Car oui, ChatGPT sait aussi écrire des articles, des éditos, des dissertations… Voilà pourquoi les étudiants en raffolent et les professeurs se retrouvent aujourd’hui confrontés à un nouveau fléau. D’où la nouvelle question du moment: est-ce que chatter c’est tricher? Sciences Po en France a tranché: oui c’est de la fraude, et a interdit à ses étudiants son utilisation sous peine de sanctions.

Car l’outil se débrouille plutôt bien sur les bancs de l’école. Un test a d’ailleurs été effectué par un enseignant de l’université de Wharton, aux Etats-Unis, Christian Terwiesch, qui a soumis le chatbot d’OpenAI à un examen de son cours de management des opérations dans le cadre du cursus MBA. A ce petit jeu-là, l’intelligence artificielle a obtenu des notes de B- à B, soit 10,5 à 12 sur 20. Alors oui, c’est pas excellent, mais ça surpasse quand même le niveau de beaucoup d’étudiants américains. Alors méfiez-vous chers parents, si vos enfants terminent en ce moment leurs devoirs à vitesse grand V et si leur orthographe naguère chancelante s’est soudainement corrigée.

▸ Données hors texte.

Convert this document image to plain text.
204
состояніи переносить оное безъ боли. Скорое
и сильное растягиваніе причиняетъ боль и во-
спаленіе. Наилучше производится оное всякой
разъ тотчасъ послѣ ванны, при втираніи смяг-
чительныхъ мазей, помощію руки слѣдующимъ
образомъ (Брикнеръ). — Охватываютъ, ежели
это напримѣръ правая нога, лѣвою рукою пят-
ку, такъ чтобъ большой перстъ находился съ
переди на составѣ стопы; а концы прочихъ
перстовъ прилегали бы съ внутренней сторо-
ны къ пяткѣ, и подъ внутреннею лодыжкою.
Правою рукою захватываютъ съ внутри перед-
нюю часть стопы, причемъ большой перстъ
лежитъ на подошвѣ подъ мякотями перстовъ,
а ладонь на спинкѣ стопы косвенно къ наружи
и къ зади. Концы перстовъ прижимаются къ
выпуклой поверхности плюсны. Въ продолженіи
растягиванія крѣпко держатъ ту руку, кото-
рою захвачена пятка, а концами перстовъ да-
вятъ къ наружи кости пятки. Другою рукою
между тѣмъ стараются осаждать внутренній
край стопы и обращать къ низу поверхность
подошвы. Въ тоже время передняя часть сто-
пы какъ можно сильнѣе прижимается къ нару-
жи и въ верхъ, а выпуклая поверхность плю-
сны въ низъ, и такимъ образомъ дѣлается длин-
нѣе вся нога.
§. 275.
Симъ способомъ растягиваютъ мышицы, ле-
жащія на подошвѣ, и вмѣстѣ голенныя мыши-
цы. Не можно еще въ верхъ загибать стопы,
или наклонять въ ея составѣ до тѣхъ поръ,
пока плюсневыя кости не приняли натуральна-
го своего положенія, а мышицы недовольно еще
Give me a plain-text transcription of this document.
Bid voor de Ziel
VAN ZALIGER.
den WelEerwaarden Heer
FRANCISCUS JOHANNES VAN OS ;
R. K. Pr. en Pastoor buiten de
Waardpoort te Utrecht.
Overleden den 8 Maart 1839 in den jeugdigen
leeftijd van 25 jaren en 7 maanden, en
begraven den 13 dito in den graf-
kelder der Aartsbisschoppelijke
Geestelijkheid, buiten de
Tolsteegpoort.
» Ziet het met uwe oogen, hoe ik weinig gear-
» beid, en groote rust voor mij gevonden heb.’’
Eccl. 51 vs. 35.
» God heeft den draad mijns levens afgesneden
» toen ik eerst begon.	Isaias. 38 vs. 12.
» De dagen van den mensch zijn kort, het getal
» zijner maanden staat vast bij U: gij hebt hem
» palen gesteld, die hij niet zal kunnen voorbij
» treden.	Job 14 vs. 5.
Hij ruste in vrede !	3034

In fine, celles et ceux à qui profitent cette technologie miraculeuse, ce sont nos amis les influenceurs qui n’auront plus à faire des efforts surhumains, ni aucun effort du tout d’ailleurs, pour faire rimer crème solaire avec Baudelaire. Car pour celles et ceux qui ont fait du «moins j’en fais plus je gagne» leur devise professionnelle, ChatGPT peut générer automatiquement des publications, des tweets et des publicités pour les médias sociaux, y intégrer des émojis, trouver les hashtags adéquats, rédiger un script pour une vidéo sur les réseaux sociaux, élaborer une stratégie, un calendrier éditorial… Bienvenue dans cette magnifique nouvelle ère, celle de l’éloge de la facilité, de la glande et du profit.